Faroe Shareholders who have not already accepted the Final Offer are encouraged to do so without delay in accordance with the following procedures:

·     acceptances of the Final Offer in respect of certificated Faroe Shares should be made by completing either the first form of acceptance which accompanied the First Offer Document (the "First Form of Acceptance") or the Final Form of Acceptance as soon as possible;

·     acceptances of the Final Offer in respect of uncertificated shares should be made electronically through CREST (an "Electronic Acceptance"). You are reminded that, if you are a CREST sponsored member, you should contact your CREST sponsor before taking any action.

If you have any questions about the Final Offer or are in any doubt as to how to complete the First Form of Acceptance or the Final Form of Acceptance or the making of an Electronic Acceptance (as the case may be), please contact Equiniti Limited on 0333 207 6399 or +44 121 415 0973 (if calling from outside the UK). Lines are open from 8.30 a.m. to 5.30 p.m. (London time) Monday to Friday (excluding English and Welsh public holidays).

The Final Offer Document and Final Form of Acceptance were published on 8 January 2019 and are available on DNO's website at https://www.dno.no/en/investor-relations/offer_announcement_26November.

Settlement

The consideration due to accepting Faroe Shareholders is expected to be despatched either on or before 25 January 2019, in respect of acceptances complete in all respects and received not later than 5.00 p.m. on 11 January 2019, or within 14 days of the date of receipt of further acceptances which are valid and complete in all respects.

Cancellation of trading and re-registration

If, by virtue of its shareholdings and acceptances of the Final Offer (or deemed acceptances thereof) DNO acquires, or agrees to acquire, issued share capital carrying 75 percent or more of the voting rights of Faroe, DNO intends to procure that Faroe makes an application, subject to the requirements of the London Stock Exchange, for the cancellation of the admission to trading of Faroe Shares on AIM.
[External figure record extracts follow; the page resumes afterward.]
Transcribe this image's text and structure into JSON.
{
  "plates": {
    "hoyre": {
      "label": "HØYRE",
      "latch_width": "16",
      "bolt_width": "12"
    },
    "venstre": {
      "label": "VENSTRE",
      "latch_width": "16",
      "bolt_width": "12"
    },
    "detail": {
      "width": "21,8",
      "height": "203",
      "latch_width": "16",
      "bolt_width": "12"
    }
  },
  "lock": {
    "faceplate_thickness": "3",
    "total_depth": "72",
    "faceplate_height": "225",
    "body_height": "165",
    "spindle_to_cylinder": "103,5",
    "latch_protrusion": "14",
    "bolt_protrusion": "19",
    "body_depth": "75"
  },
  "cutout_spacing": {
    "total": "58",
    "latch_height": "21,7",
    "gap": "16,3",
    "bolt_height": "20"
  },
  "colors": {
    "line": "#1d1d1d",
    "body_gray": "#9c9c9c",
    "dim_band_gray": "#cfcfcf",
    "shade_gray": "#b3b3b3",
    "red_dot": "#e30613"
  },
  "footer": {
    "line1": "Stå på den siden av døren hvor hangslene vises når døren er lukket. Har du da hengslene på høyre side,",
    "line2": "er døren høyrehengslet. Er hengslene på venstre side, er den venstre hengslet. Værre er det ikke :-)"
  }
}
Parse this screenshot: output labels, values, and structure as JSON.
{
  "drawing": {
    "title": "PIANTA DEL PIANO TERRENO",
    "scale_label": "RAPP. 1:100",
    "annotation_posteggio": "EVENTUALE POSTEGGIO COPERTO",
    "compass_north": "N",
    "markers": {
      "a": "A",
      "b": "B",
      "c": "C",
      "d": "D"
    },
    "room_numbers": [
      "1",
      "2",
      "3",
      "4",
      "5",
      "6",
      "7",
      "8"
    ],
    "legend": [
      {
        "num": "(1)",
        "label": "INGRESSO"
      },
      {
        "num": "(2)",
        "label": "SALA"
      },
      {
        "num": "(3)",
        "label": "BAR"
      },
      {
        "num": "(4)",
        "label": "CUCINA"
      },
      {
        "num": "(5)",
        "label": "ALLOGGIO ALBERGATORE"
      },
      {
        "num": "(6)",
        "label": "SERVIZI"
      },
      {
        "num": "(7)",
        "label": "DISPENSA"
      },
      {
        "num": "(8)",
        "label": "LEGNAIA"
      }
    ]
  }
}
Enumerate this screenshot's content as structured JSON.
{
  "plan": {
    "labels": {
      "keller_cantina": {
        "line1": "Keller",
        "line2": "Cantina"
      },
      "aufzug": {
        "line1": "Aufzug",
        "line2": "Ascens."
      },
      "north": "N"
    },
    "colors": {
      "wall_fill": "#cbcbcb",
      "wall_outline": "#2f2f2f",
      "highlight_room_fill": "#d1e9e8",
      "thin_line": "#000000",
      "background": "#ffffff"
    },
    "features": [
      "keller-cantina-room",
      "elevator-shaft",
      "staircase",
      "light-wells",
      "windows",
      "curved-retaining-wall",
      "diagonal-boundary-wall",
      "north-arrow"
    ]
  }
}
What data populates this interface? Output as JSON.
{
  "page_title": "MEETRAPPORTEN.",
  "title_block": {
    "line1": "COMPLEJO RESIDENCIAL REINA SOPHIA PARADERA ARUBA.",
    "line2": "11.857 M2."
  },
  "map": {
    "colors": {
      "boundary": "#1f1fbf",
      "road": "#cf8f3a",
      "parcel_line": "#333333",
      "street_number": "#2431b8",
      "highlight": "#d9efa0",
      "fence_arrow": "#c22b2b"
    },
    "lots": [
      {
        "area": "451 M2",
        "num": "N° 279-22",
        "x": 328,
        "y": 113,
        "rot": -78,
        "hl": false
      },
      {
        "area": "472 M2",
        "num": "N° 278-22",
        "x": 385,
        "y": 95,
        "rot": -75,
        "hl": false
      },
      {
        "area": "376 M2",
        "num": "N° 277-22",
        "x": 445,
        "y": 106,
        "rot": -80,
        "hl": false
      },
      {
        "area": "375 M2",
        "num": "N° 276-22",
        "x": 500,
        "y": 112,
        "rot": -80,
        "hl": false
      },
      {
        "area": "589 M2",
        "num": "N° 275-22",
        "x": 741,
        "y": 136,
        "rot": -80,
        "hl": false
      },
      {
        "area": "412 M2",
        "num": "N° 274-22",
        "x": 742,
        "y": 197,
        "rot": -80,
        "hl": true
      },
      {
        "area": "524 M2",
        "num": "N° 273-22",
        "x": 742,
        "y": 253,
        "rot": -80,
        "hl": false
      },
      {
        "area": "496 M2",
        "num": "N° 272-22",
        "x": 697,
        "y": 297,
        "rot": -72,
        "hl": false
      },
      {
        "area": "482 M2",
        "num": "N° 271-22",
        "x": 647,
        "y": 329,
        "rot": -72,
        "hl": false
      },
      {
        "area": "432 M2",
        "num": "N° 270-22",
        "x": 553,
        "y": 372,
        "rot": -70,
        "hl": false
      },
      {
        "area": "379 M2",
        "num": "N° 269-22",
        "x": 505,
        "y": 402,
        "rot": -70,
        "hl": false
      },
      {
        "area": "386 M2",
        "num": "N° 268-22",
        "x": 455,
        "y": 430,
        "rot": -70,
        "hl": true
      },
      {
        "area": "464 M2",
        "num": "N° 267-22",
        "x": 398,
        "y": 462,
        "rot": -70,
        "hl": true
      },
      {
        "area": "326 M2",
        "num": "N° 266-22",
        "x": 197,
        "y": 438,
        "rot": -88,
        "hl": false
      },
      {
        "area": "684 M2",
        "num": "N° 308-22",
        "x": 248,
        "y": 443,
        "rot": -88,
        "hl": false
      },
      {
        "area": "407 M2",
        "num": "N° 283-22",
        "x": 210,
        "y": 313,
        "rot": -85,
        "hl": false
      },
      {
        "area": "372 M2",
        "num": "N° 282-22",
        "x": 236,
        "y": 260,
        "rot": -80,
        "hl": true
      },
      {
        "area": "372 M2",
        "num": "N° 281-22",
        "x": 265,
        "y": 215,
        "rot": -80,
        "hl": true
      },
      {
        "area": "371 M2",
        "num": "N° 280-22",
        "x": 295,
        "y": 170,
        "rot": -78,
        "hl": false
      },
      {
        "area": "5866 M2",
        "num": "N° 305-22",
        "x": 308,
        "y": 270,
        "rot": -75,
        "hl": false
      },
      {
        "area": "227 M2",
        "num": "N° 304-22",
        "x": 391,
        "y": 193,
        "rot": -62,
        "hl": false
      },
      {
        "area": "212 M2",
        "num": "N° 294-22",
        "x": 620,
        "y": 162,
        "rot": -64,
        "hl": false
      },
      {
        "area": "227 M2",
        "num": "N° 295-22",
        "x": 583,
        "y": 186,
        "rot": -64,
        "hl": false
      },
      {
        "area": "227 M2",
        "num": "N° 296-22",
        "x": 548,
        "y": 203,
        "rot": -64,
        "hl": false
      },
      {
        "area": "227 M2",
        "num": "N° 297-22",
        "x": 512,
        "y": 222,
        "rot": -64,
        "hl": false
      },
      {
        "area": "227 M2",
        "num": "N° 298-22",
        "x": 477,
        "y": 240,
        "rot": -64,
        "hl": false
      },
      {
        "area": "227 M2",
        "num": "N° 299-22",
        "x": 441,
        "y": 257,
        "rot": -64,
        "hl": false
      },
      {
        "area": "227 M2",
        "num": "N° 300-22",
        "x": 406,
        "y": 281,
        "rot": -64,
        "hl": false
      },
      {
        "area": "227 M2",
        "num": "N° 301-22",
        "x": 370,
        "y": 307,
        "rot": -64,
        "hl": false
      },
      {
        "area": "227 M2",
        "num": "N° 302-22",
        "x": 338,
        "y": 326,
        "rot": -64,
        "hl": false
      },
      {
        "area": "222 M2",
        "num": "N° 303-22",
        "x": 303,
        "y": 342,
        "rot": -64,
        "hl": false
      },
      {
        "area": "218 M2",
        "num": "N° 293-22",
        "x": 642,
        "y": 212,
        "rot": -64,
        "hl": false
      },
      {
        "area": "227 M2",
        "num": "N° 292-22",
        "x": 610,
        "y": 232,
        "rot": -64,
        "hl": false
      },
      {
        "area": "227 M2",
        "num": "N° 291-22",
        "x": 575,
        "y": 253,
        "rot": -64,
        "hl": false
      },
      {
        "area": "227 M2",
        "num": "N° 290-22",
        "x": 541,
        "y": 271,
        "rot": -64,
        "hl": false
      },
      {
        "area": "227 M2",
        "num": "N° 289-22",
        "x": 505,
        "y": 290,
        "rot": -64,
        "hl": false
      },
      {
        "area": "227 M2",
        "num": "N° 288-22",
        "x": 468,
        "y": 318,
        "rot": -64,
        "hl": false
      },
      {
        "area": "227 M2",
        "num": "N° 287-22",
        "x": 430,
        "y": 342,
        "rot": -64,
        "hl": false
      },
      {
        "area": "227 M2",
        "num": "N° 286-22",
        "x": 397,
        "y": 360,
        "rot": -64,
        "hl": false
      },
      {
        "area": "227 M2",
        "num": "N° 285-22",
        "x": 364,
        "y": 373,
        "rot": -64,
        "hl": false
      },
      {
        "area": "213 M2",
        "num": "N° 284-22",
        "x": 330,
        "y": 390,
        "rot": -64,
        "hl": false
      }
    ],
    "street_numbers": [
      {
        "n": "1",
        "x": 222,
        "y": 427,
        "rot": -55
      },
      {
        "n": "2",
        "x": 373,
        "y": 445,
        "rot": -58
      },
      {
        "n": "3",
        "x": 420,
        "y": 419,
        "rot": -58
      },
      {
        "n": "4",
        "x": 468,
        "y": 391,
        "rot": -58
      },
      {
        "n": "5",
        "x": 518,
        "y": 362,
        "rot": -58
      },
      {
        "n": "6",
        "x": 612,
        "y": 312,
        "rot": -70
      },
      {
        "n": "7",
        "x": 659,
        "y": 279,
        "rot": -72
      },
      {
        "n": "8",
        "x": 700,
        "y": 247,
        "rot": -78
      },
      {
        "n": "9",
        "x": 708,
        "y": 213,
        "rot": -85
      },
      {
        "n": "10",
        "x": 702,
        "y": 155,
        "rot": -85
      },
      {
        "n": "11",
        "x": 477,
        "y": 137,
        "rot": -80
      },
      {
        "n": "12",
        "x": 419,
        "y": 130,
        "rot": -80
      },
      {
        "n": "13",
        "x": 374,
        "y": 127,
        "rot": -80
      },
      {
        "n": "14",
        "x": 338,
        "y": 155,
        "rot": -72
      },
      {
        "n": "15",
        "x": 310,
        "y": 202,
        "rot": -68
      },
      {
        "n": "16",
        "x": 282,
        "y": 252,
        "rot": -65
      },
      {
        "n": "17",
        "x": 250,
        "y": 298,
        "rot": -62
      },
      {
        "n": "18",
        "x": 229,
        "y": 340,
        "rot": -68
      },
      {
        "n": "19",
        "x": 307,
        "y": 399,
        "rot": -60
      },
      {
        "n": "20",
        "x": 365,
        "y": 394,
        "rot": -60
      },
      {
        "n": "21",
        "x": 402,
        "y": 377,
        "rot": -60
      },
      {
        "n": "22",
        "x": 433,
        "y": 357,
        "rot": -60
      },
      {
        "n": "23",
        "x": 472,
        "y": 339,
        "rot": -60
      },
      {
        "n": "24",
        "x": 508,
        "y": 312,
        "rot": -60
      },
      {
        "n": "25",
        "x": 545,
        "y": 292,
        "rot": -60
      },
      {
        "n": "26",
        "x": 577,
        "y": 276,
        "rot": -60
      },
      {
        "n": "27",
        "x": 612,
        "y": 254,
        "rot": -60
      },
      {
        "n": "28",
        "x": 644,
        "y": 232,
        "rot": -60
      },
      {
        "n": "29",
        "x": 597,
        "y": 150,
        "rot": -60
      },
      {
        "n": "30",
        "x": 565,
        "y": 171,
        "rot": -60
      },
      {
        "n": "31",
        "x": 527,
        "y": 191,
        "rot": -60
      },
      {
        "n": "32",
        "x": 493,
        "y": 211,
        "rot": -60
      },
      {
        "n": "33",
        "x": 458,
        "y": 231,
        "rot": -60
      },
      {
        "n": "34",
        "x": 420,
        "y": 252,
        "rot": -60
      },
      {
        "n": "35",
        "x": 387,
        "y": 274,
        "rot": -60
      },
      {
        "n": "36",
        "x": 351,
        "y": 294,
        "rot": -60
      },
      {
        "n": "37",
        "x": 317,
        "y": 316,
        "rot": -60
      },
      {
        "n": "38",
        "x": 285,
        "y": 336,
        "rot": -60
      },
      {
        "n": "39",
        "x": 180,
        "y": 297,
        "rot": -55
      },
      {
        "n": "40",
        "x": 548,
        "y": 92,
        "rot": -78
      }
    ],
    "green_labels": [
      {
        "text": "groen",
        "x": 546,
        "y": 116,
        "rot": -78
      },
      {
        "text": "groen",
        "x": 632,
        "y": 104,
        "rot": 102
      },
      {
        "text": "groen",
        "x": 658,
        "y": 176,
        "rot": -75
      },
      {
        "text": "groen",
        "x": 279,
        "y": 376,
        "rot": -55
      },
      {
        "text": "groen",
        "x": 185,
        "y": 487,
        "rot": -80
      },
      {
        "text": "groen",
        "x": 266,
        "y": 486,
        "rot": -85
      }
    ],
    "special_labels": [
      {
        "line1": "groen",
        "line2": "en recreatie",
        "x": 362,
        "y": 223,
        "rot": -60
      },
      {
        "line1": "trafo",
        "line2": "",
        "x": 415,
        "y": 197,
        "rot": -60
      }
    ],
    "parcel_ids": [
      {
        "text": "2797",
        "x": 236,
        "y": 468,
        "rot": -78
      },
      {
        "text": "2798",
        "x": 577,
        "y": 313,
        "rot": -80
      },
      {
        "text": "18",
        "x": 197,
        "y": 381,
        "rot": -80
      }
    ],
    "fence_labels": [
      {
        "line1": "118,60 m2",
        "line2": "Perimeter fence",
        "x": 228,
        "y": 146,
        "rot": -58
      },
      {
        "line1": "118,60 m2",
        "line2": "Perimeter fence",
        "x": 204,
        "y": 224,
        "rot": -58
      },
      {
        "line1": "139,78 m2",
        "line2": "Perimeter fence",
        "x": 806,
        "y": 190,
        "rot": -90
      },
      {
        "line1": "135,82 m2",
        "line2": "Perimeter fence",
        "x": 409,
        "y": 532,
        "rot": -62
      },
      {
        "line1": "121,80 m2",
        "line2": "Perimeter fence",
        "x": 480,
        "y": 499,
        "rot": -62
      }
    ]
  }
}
Following the cancellation of trading of the Faroe Shares on AIM, Faroe will be re‑registered as a private limited company under the relevant provisions of the Companies Act.

The cancellation of trading of Faroe Shares on AIM and the re-registration of Faroe as a private limited company will significantly reduce the liquidity and marketability of any Faroe Shares not assented to the Final Offer at that time. Any remaining Faroe Shareholders would become minority shareholders in a majority controlled private limited company and may therefore be unable to sell their Faroe Shares. There can be no certainty that Faroe would pay any further dividends or other distributions or that such minority Faroe Shareholders would again be offered an opportunity to sell their Faroe Shares on terms which are equivalent to or no less advantageous than those under the Final Offer.

Compulsory Acquisition

As anticipated in the Final Offer Document, if DNO receives acceptances under the Final Offer in respect of, or otherwise acquires, 90 percent or more of the Faroe Shares to which the Final Offer relates, DNO intends to exercise its rights pursuant to the provisions of Chapter 3 of Part 28 of the Companies Act to acquire compulsorily the remaining Faroe Shares in respect of which the Final Offer has not been accepted.